E pensar que apenas o uso de uma palavra, um não bem aplicado, na hora certa e de maneira firme, pode modificar todo esse quadro... ou melhor ainda, um “vou pensar” para não ter como se arrepender de um momento de impulso, ensinando também a criança que deve esperar a resposta de quem é responsável por ela e a quem ela deve reconhecer como autoridade. E após receber uma negativa a um pedido, mesmo não gostando, aceitar por confiar que foi decidido assim por ser o melhor no momento, e dessa forma desenvolvem a resiliência, tornam-se aptas a enfrentar os desafios da vida adulta, ultrapassando o natural egocentrismo infantil, quando acreditam que o mundo os deve satisfazer rápido e sempre.

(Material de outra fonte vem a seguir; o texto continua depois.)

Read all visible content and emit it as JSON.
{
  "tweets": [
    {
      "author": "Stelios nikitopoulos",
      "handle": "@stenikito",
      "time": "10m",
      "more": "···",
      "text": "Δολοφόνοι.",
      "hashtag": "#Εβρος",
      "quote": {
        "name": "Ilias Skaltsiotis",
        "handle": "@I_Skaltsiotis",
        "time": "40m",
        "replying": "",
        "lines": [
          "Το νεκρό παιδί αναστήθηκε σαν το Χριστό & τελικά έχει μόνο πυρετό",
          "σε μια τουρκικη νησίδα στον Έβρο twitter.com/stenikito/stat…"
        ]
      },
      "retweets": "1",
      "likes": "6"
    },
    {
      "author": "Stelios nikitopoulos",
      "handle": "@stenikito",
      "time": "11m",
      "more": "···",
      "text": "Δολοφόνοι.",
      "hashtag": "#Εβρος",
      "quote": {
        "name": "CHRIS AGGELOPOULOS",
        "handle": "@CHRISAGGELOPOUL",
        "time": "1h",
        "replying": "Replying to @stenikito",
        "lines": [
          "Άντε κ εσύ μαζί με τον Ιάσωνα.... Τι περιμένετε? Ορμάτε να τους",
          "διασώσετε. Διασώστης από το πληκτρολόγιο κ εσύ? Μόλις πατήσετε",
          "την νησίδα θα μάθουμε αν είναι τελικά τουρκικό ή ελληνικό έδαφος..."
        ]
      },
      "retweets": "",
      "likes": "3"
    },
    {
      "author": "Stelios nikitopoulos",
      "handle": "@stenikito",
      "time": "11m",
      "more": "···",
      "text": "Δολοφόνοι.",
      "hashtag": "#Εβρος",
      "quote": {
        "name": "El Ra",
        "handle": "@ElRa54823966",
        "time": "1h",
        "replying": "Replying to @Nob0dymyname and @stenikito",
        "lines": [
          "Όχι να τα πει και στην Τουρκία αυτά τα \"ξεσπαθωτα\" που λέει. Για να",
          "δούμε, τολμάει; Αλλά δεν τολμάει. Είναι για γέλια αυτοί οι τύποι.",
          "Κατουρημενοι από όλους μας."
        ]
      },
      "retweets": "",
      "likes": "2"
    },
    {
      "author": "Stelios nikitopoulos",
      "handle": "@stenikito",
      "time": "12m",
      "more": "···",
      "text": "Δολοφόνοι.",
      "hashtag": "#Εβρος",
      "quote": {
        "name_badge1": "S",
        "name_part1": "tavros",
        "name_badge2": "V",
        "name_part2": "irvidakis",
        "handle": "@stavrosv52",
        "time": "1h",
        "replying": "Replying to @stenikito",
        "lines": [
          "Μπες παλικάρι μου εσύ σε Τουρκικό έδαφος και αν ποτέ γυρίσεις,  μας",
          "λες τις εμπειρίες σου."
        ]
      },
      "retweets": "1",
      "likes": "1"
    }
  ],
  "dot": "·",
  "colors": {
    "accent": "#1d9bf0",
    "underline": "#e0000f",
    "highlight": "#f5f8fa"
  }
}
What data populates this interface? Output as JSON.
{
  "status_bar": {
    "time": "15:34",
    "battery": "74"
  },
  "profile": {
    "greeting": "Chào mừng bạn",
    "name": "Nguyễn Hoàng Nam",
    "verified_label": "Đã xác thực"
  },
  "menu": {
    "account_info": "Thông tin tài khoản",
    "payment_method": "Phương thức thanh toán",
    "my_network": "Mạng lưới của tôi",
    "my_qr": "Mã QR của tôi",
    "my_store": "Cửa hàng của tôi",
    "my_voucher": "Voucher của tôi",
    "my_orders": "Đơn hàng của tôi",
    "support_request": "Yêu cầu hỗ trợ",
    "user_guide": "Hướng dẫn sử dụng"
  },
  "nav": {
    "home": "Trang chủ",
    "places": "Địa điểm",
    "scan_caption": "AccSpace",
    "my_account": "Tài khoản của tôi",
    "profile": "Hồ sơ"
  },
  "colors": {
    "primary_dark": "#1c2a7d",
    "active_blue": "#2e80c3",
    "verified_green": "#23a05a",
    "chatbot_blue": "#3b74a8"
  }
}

Entretanto o que vemos frequentemente hoje, talvez devido à estrutura que a família vem assumindo desde as últimas décadas do século XX, é que muitos pais temem perder o amor dos filhos por lhes negar coisas materiais. Dizer “não” tornou-se algo quase impensável e tomar a defesa do filho em situações em que este está em erro, passou a ser natural... o que é inversão de valores e um passaporte para criar um jovem, no mínimo, inadequado.
Ai começa o problema da escola, uma instituição criada para complementar a educação familiar enquanto forma cidadãos dentro da cultura e dos conhecimentos de sua época. O que fazer quando as famílias se colocam ao lado das fileiras dos alunos e não dos adultos, identificando-se com a imaturidade infantil e juvenil ao invés de ponderar sobre a razão que move comportamentos inadequados nos seus filhos?
Como modificar essa situação não é assunto para um espaço tão pequeno e nem temos a pretensão de o fazer, mas fica aqui registrado um alerta para reflexão de cada família e cada escola, sobre o filho/aluno que deixaremos para o mundo.
Maria Irene Maluf é Pedagoga Especialista em Psicopedagogia e Educação Especial, editora da revista Psicopedagogia da ABPp, Coordenadora do Núcleo Sul e Sudeste do Grupo Saber e coordenadora SP do Curso de Especialização em Neuroaprendizagem – Instituto Saber/FACEPD.